Art. 379.2 CP
Conduite sous l’emprise de l’alcool ou de stupéfiants
Conduire avec plus de 0,60 mg/l dans l’air expiré (1,2 g/l dans le sang) ou sous l’influence de stupéfiants.
Deux voies coexistent : le dépassement du taux, purement objectif, et la conduite sous influence effective, qui exige des signes constatés. Contester la seconde suppose de reprendre la symptomatologie décrite au procès-verbal.
Peine : 3 à 6 mois de prison ou amende + suspension de 1 à 4 ans.
Art. 383 CP
Refus de se soumettre au dépistage
Refuser de souffler ou de se soumettre aux tests de dépistage : infraction autonome plus grave que le contrôle positif lui-même.
L’infraction protège l’autorité du contrôle, non la sécurité elle-même : elle est constituée même si le conducteur n’avait pas bu. Encore faut-il que la sommation ait été claire et l’avertissement des conséquences réellement délivré.
Peine : 6 mois à 1 an + suspension de 1 à 4 ans.
Art. 379.1 CP
Excès de vitesse pénalement réprimé
Dépasser de 60 km/h (en agglomération) ou de 80 km/h (hors agglomération) la vitesse autorisée.
La mesure doit provenir d’un dispositif vérifié et correctement positionné. Le dépassement s’apprécie sur la vitesse retenue après application de la marge d’erreur, jamais sur la valeur brute affichée.
Peine : 3 à 6 mois de prison ou amende + suspension.
Art. 380 CP
Conduite dangereuse
Conduite d’une témérité manifeste créant un danger concret pour la vie ou l’intégrité des personnes.
La témérité manifeste ne se déduit pas d’une seule manœuvre : elle suppose un danger concret pour des personnes identifiées. Une route déserte, sans usager exposé, prive la qualification de son élément central.
Peine : 6 mois à 2 ans + suspension de 1 à 6 ans.
Art. 381 CP
Mépris pour la vie d’autrui
Témérité avec mépris manifeste pour la vie d’autrui : la qualification la plus grave de la sécurité routière.
La distinction avec la conduite dangereuse est d’ordre subjectif : il faut une indifférence assumée au résultat mortel possible, et non une imprudence, fût-elle grave. La frontière se plaide sur des faits précis.

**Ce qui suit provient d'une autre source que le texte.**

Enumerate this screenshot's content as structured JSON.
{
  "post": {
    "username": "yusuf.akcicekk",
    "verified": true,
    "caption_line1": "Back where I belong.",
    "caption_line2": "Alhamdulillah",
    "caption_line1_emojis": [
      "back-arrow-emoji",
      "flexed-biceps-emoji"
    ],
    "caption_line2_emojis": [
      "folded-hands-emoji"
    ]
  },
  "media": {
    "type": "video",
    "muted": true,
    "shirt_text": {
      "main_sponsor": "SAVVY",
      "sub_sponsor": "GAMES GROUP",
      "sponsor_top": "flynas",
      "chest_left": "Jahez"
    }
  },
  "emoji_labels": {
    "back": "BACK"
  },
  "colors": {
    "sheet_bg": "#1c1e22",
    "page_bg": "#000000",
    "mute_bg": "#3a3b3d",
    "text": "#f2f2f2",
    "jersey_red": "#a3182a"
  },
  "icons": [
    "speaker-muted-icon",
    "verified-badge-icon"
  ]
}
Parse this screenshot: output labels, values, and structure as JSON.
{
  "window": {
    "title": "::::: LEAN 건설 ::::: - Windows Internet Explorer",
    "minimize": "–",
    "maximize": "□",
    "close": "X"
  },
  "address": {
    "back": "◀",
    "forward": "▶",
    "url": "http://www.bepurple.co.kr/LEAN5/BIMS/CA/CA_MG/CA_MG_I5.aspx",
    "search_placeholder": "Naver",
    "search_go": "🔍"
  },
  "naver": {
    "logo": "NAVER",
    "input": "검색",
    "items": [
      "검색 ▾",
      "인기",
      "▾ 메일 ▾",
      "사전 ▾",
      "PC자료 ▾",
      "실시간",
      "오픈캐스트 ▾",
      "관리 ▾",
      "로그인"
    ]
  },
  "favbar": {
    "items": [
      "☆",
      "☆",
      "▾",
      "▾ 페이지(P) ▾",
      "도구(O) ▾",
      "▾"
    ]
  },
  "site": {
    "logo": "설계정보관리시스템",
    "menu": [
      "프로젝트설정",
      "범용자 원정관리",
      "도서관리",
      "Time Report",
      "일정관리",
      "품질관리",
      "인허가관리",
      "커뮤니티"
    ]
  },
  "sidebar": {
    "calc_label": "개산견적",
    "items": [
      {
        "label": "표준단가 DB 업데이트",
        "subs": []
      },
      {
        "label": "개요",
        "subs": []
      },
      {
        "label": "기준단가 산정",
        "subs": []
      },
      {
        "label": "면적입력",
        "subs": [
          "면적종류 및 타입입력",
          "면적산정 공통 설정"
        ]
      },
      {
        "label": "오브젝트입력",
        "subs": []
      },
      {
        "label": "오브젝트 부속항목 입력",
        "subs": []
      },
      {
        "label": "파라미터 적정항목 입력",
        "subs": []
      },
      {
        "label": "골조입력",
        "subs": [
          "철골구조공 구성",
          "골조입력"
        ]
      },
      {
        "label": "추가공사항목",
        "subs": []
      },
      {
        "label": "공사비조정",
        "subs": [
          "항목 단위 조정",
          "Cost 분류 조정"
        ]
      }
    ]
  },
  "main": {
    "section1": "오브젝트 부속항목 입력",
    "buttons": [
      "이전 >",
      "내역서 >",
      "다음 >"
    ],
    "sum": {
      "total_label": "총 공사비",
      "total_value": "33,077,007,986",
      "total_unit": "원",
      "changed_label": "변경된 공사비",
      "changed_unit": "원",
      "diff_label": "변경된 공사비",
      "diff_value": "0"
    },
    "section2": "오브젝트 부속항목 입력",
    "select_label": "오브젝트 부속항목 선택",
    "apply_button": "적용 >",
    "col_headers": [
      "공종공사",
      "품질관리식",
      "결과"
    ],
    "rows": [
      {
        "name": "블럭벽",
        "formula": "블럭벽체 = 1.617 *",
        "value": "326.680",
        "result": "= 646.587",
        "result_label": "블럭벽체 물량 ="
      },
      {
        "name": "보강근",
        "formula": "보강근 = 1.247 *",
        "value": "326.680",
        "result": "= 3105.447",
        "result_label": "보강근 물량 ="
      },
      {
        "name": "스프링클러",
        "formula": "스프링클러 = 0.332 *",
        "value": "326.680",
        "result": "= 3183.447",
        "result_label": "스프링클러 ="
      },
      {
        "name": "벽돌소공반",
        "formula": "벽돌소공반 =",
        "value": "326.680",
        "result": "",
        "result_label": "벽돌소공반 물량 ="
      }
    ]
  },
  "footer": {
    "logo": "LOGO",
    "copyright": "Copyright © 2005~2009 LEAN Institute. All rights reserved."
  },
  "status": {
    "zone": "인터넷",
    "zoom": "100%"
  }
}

Peine : 2 à 5 ans + suspension de 6 à 10 ans.
Art. 384 CP
Conduite sans permis
Conduire après la perte de validité du permis à points, après une privation judiciaire ou sans avoir jamais obtenu le permis.

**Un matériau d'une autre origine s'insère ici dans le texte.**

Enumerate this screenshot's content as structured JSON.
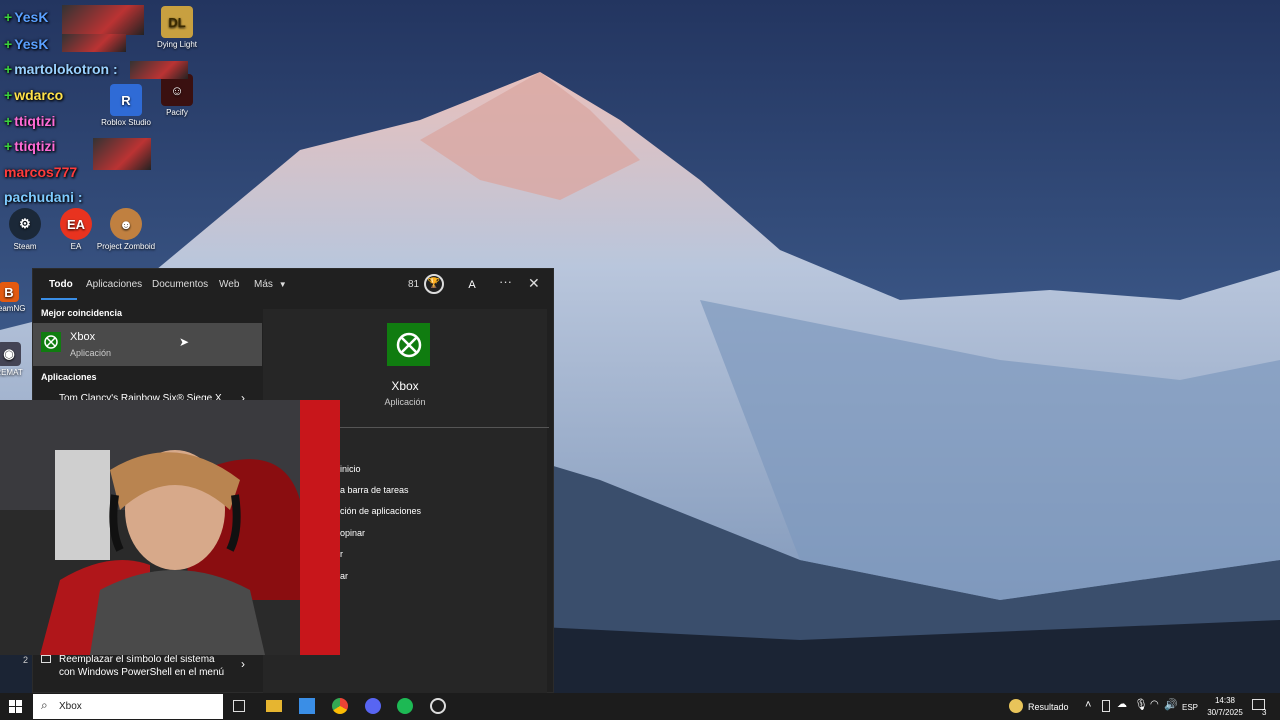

Les trois hypothèses ne se défendent pas de la même façon. Pour la perte de validité par retrait de points, la notification régulière est la question centrale ; à défaut, l’élément intentionnel fait défaut.
Peine : 3 à 6 mois de prison, amende ou travaux d’intérêt général.
Art. 382 CP
Concours avec un résultat dommageable
Lorsque des blessures ou un décès sont en outre causés : l’infraction la plus grave est punie dans sa moitié supérieure, avec la responsabilité civile.

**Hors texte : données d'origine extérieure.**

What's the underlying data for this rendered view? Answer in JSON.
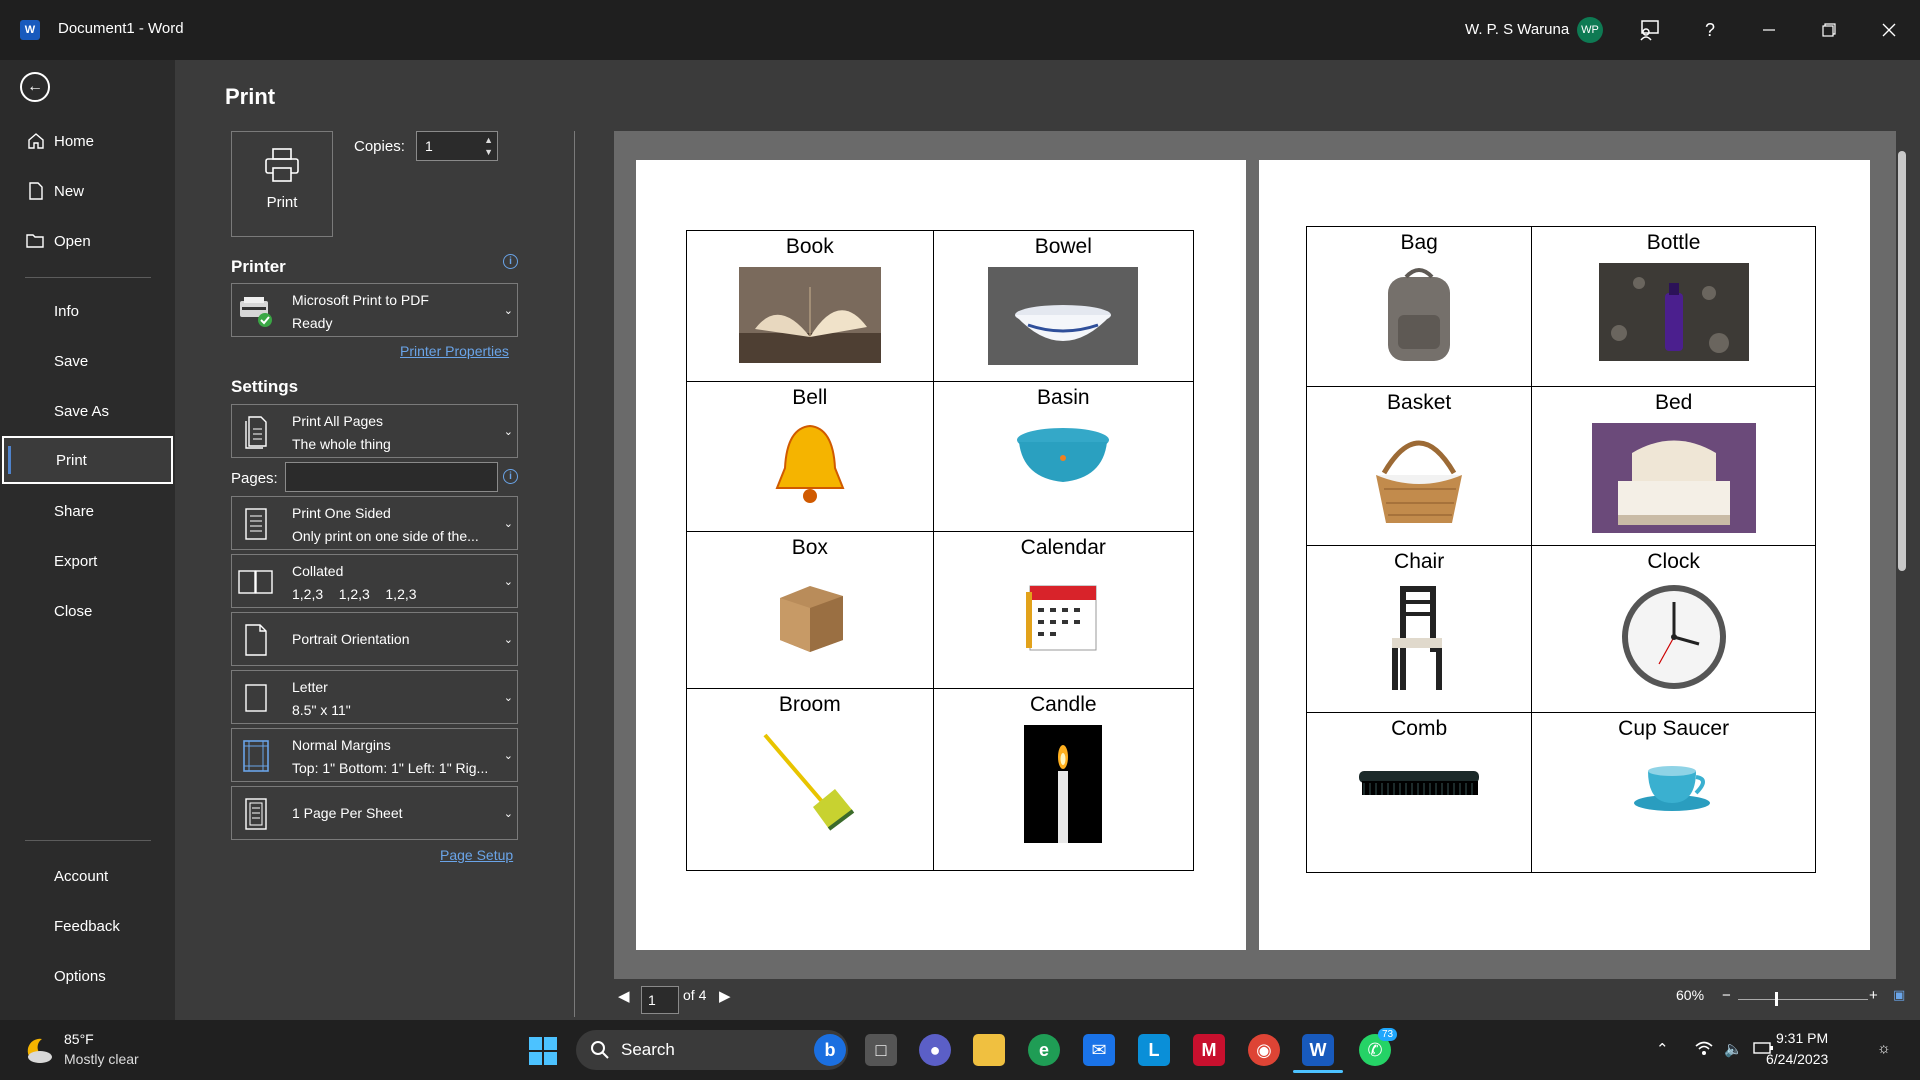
{
  "titlebar": {
    "app_icon": "word-icon",
    "document_title": "Document1  -  Word",
    "user_name": "W. P. S Waruna",
    "user_initials": "WP"
  },
  "nav": {
    "items": [
      {
        "label": "Home",
        "icon": "home-icon"
      },
      {
        "label": "New",
        "icon": "new-document-icon"
      },
      {
        "label": "Open",
        "icon": "open-folder-icon"
      },
      {
        "label": "Info"
      },
      {
        "label": "Save"
      },
      {
        "label": "Save As"
      },
      {
        "label": "Print",
        "selected": true
      },
      {
        "label": "Share"
      },
      {
        "label": "Export"
      },
      {
        "label": "Close"
      }
    ],
    "bottom_items": [
      {
        "label": "Account"
      },
      {
        "label": "Feedback"
      },
      {
        "label": "Options"
      }
    ]
  },
  "print": {
    "heading": "Print",
    "button_label": "Print",
    "copies_label": "Copies:",
    "copies_value": "1",
    "printer_heading": "Printer",
    "printer_name": "Microsoft Print to PDF",
    "printer_status": "Ready",
    "printer_properties": "Printer Properties",
    "settings_heading": "Settings",
    "pages_label": "Pages:",
    "pages_value": "",
    "settings": [
      {
        "line1": "Print All Pages",
        "line2": "The whole thing",
        "icon": "pages-icon"
      },
      {
        "line1": "Print One Sided",
        "line2": "Only print on one side of the...",
        "icon": "one-sided-icon"
      },
      {
        "line1": "Collated",
        "line2": "1,2,3    1,2,3    1,2,3",
        "icon": "collated-icon"
      },
      {
        "line1": "Portrait Orientation",
        "line2": "",
        "icon": "portrait-icon"
      },
      {
        "line1": "Letter",
        "line2": "8.5\" x 11\"",
        "icon": "paper-size-icon"
      },
      {
        "line1": "Normal Margins",
        "line2": "Top: 1\" Bottom: 1\" Left: 1\" Rig...",
        "icon": "margins-icon"
      },
      {
        "line1": "1 Page Per Sheet",
        "line2": "",
        "icon": "pages-per-sheet-icon"
      }
    ],
    "page_setup": "Page Setup"
  },
  "preview": {
    "page1": [
      [
        "Book",
        "Bowel"
      ],
      [
        "Bell",
        "Basin"
      ],
      [
        "Box",
        "Calendar"
      ],
      [
        "Broom",
        "Candle"
      ]
    ],
    "page2": [
      [
        "Bag",
        "Bottle"
      ],
      [
        "Basket",
        "Bed"
      ],
      [
        "Chair",
        "Clock"
      ],
      [
        "Comb",
        "Cup Saucer"
      ]
    ],
    "current_page": "1",
    "total_pages": "of 4",
    "zoom": "60%"
  },
  "taskbar": {
    "weather_temp": "85°F",
    "weather_desc": "Mostly clear",
    "search_placeholder": "Search",
    "whatsapp_badge": "73",
    "time": "9:31 PM",
    "date": "6/24/2023"
  }
}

La règle évite la double sanction du même fait, mais relève la peine dans sa moitié supérieure. La responsabilité civile suit un régime distinct et se négocie souvent en parallèle de la voie pénale.
Peine : la plus grave dans sa moitié supérieure.
Art. 142 CP
Homicide involontaire routier
Décès causé par imprudence grave ou moins grave au volant : défense technique sur l’intensité de l’imprudence.
Tout dépend de l’intensité de l’imprudence : grave ou moins grave, la qualification change de nature et de peine. La reconstitution technique de l’accident pèse ici plus lourd que le récit des témoins.
Peine : jusqu’à 4 ans (imprudence grave).
Art. 152 CP
Blessures involontaires routières
Blessures causées dans un accident de la circulation : la qualification de l’imprudence décide entre la voie pénale et la voie civile.
La gravité des blessures et le degré d’imprudence déterminent si l’affaire reste pénale ou bascule vers la seule réparation civile. Cette frontière se discute dès les premiers actes, rapport médical à l’appui.
Peine : selon le résultat et l’intensité de l’imprudence.